Alun-alun ini dulunya ramai dengan aktivitas pedagang, tempat para perajin dan petani setempat menjajakan barang dagangan mereka. Alun-alun ini merupakan titik pertemuan jalan raya Samarkand, pusat perdagangan dan interaksi sosial yang penuh dengan kehidupan dan energi.
Selama berabad-abad, para penguasa datang dan pergi, masing-masing mengubah fungsi utama alun-alun agar sesuai dengan zaman mereka. Namun, melalui semua perubahan ini, Registan tetap menjadi jantung kehidupan sosial Samarkand.
Tiga madrasah termasyhur mendominasi alun-alun: Ulugh Beg, Sherdor, dan Tilla-Kori. Ketiga lembaga ini berdiri sebagai objek wisata utama kota, masing-masing merupakan warisan dari para penguasa yang meninggalkan jejak mereka pada warisan arsitektur dan budaya kota.
Madrasah Ulugh Beg, yang didirikan oleh raja-astronom yang namanya sama, berfungsi sebagai simbol pencarian ilmu pengetahuan yang tercerahkan yang menjadi ciri pemerintahannya. Madrasah Sherdor, dengan fasadnya yang mencolok yang menampilkan makhluk-makhluk mistis, mencerminkan aspirasi artistik dan simbolis pada masanya. Terakhir, Madrasah Tilla-Kori, yang dihiasi dengan emas, menggambarkan estetika megah yang berlaku selama pembangunannya.
Bersama-sama, madrasah-madrasah ini menceritakan kisah sebuah alun-alun yang telah menjadi saksi perdagangan, pendidikan, dan perkembangan sejarah. Mereka berdiri sebagai penjaga yang senyap, pengingat masa ketika Samarkand menjadi persimpangan budaya dan pusat pembelajaran di dunia kuno.
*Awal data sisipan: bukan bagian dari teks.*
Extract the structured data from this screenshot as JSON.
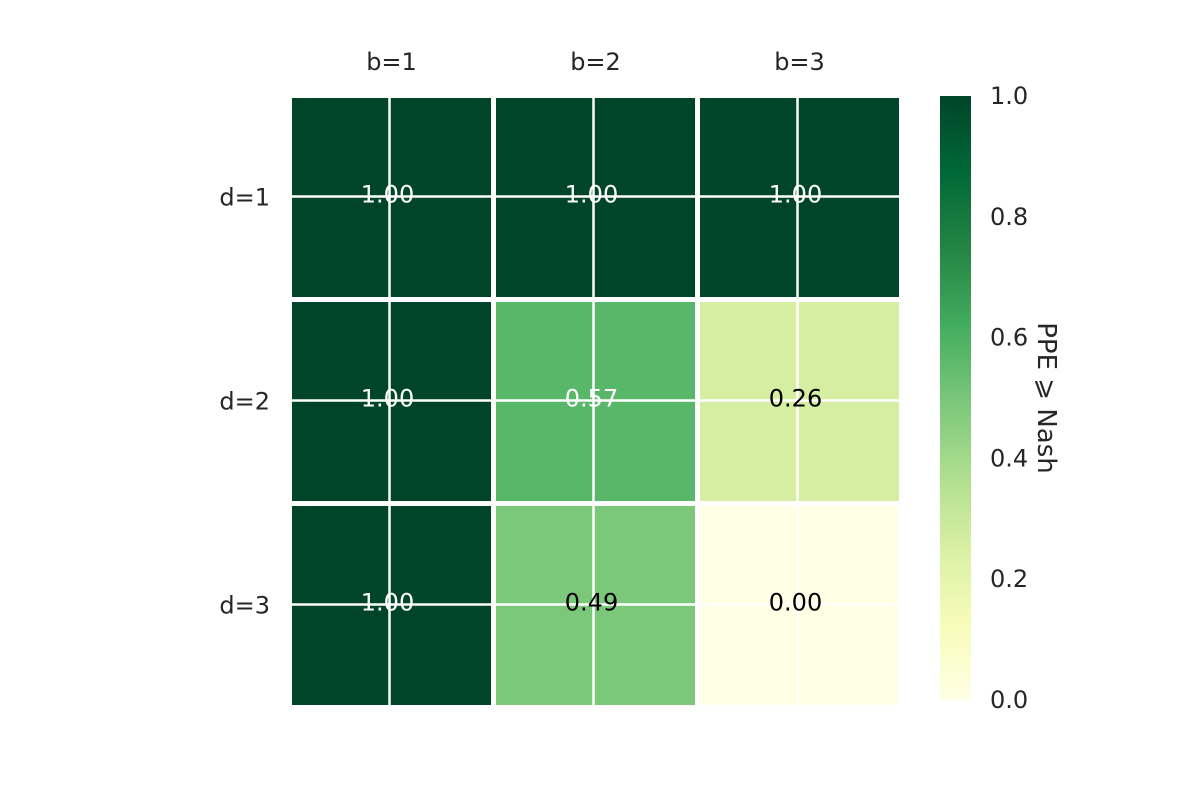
{
  "chart_data": {
    "type": "heatmap",
    "x_categories": [
      "b=1",
      "b=2",
      "b=3"
    ],
    "y_categories": [
      "d=1",
      "d=2",
      "d=3"
    ],
    "values": [
      [
        1.0,
        1.0,
        1.0
      ],
      [
        1.0,
        0.57,
        0.26
      ],
      [
        1.0,
        0.49,
        0.0
      ]
    ],
    "value_labels": [
      [
        "1.00",
        "1.00",
        "1.00"
      ],
      [
        "1.00",
        "0.57",
        "0.26"
      ],
      [
        "1.00",
        "0.49",
        "0.00"
      ]
    ],
    "colormap": "YlGn",
    "vmin": 0.0,
    "vmax": 1.0,
    "x_tick_position": "top",
    "grid": true,
    "colorbar": {
      "label": "PPE ⩾ Nash",
      "ticks": [
        "0.0",
        "0.2",
        "0.4",
        "0.6",
        "0.8",
        "1.0"
      ],
      "tick_values": [
        0.0,
        0.2,
        0.4,
        0.6,
        0.8,
        1.0
      ],
      "position": "right"
    }
  }
}
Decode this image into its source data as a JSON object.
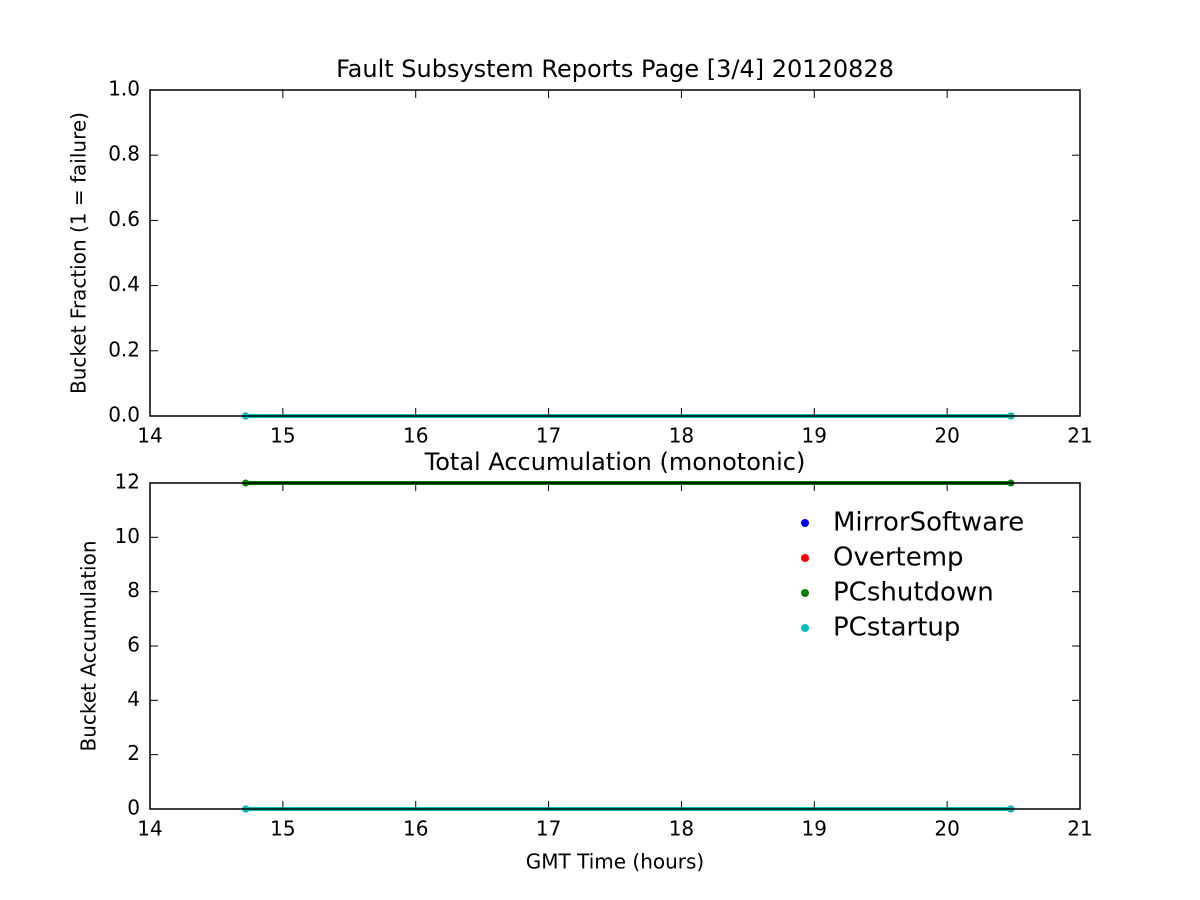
{
  "chart_data": [
    {
      "type": "line",
      "title": "Fault Subsystem Reports Page [3/4] 20120828",
      "y_label": "Bucket Fraction (1 = failure)",
      "x": [
        14.72,
        20.48
      ],
      "series": [
        {
          "color": "#0000ff",
          "values": [
            0,
            0
          ]
        },
        {
          "color": "#ff0000",
          "values": [
            0,
            0
          ]
        },
        {
          "color": "#008000",
          "values": [
            0,
            0
          ]
        },
        {
          "color": "#00bfbf",
          "values": [
            0,
            0
          ]
        }
      ],
      "xlim": [
        14,
        21
      ],
      "xticks": [
        14,
        15,
        16,
        17,
        18,
        19,
        20,
        21
      ],
      "ylim": [
        0,
        1
      ],
      "yticks": [
        {
          "value": 0,
          "label": "0.0"
        },
        0.2,
        0.4,
        0.6,
        0.8,
        {
          "value": 1,
          "label": "1.0"
        }
      ],
      "grid": false
    },
    {
      "type": "line",
      "title": "Total Accumulation (monotonic)",
      "x_label": "GMT Time (hours)",
      "y_label": "Bucket Accumulation",
      "x": [
        14.72,
        20.48
      ],
      "series": [
        {
          "name": "MirrorSoftware",
          "color": "#0000ff",
          "values": [
            0,
            0
          ]
        },
        {
          "name": "Overtemp",
          "color": "#ff0000",
          "values": [
            0,
            0
          ]
        },
        {
          "name": "PCshutdown",
          "color": "#008000",
          "values": [
            12,
            12
          ]
        },
        {
          "name": "PCstartup",
          "color": "#00bfbf",
          "values": [
            0,
            0
          ]
        }
      ],
      "xlim": [
        14,
        21
      ],
      "xticks": [
        14,
        15,
        16,
        17,
        18,
        19,
        20,
        21
      ],
      "ylim": [
        0,
        12
      ],
      "yticks": [
        0,
        2,
        4,
        6,
        8,
        10,
        12
      ],
      "grid": false,
      "legend": "upper right"
    }
  ]
}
Madrasah Ulugh Beg, sebuah mercusuar ilmu pengetahuan dan kemegahan arsitektur, didirikan oleh matematikawan dan astronom terkenal Ulugh Beg, yang naik ke tampuk kekuasaan pada tahun 1409. Pada tahun 1417, ia menugaskan pembangunan sebuah madrasah di Alun-alun Registan, yang kemudian menyandang namanya, menandai bangunan monumental pertama dalam kompleks bersejarah ini. Istilah "madrasah" berasal dari bahasa Arab, yang berarti tempat yang didedikasikan untuk pendidikan dan beasiswa.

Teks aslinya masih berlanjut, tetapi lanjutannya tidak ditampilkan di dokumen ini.